Is there any sanction for not having health insurance in line with the Obamacare regulation?
No, there is no sanction. The Tax Cuts and Jobs Act of December 22, 2017 eliminates the financial penalties as of January 1, 2019 for individuals who do not have health coverage. The 'Individual shared responsiblity payment' disappears.
From 2020, when individuals taxable in the US will file their income tax return, they will automatically be exempted from having to pay a tax to the IRS.
However, some federal states may continue to impose taxes.
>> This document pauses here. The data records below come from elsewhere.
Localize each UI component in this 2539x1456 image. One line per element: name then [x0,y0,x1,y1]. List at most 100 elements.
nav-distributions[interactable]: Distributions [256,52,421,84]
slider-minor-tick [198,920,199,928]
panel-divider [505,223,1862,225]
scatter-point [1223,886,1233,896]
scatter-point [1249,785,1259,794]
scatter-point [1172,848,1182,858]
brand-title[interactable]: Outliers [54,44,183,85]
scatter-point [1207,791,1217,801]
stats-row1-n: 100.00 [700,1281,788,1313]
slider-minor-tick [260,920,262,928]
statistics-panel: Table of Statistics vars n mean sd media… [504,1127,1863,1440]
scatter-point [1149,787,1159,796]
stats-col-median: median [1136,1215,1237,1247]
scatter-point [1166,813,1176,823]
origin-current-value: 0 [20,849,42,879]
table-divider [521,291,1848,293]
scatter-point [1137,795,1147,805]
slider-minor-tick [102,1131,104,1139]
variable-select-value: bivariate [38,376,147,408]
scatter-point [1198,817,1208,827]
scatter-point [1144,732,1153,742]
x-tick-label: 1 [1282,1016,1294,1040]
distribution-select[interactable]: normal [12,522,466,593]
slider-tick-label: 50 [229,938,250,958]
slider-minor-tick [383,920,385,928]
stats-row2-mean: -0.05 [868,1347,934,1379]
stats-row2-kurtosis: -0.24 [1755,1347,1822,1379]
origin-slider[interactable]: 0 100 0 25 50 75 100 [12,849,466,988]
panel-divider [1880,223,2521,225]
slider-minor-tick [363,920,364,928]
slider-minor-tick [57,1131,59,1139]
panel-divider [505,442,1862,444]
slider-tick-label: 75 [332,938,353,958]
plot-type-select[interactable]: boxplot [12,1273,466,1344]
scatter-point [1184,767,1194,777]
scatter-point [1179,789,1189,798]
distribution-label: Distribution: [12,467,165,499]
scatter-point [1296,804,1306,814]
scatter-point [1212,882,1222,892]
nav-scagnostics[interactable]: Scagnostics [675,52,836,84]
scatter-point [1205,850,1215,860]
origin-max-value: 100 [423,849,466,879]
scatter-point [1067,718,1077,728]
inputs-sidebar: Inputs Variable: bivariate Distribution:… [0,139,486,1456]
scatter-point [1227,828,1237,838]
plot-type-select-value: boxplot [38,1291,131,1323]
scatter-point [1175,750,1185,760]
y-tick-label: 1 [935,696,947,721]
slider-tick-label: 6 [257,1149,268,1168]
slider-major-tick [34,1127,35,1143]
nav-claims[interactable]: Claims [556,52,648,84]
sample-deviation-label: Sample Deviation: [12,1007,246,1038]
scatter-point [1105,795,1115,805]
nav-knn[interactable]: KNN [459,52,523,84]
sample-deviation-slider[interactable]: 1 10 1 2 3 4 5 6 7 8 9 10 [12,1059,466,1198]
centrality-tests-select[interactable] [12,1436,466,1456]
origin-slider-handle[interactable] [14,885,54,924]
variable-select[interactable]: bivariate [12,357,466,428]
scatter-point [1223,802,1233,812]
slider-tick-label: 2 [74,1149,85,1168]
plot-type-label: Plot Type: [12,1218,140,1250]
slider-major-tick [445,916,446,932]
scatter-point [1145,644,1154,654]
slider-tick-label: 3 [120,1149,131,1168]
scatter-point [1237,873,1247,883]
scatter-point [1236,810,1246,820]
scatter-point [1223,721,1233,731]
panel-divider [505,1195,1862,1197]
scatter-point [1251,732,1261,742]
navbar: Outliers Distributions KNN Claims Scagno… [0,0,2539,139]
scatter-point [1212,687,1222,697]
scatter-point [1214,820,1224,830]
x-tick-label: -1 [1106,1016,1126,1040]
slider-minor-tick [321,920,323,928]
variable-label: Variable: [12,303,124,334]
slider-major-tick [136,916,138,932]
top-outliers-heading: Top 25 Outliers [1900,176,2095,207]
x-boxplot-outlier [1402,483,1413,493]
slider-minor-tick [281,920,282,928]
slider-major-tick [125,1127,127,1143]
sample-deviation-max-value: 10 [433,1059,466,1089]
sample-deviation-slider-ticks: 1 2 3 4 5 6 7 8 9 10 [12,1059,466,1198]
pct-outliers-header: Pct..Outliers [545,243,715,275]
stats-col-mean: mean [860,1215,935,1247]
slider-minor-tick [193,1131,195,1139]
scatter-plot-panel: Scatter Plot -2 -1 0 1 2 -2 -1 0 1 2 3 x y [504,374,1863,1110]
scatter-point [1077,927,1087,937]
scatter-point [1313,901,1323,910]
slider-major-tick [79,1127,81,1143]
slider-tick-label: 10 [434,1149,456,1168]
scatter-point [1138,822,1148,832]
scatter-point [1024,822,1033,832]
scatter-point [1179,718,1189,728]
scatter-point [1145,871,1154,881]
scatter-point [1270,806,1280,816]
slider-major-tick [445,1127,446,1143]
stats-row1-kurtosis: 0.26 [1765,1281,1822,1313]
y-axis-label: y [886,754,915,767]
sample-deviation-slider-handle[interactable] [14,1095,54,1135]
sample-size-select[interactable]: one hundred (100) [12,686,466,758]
It is essential to note that if the product you had in 2018 did not comply with the provisions of the 'Patient Protection and Affordable Care Act', you will still be subject to the payment of a federal tax in 2019.
Do health insurance products that meet the requirements of the Individual Mandate provide an adequate level of cover outside the US?
Health insurance products available today at https://www.healthcare.gov via the on-line exchanges set up by certain American states or from health insurers or brokers specialized in health insurance are not typically designed to provide adequate cover for treatment outside the US. As such, individuals who have these products may be exposed to significant costs.
Is health insurance still mandatory?
Yes, the 'Individual mandate' remains in place.
What are the keywords to understand PPACA / ACA?
Patient Protection and Affordable Care Act (ACA) = name of the flagship law based on the two mandates issued by President Obama which form the key basis for reform of the social protection system in the US.
Individual Mandate or Individual Shared Responsibility Provision = obligation for legal permanent residents, foreign nationals resident in the US and their family members to fulfill one of the following criteria: - to have a health insurance policy that is considered as ‘Minimum Essential Coverage’; - to be eligible for an exemption from the requirement for health insurance.
Minimum essential coverage (MEC) = health insurance cover provided under a ‘government-sponsored program’, an ‘eligible employer sponsored plan’ , a contract in the ‘individual market’, a ‘grandfathered health plan’, or any other coverage recognized by the Department of Health and Human Services (HHS), in agreement with the Secretary of the Treasury, as ‘Minimum Essential Coverage’.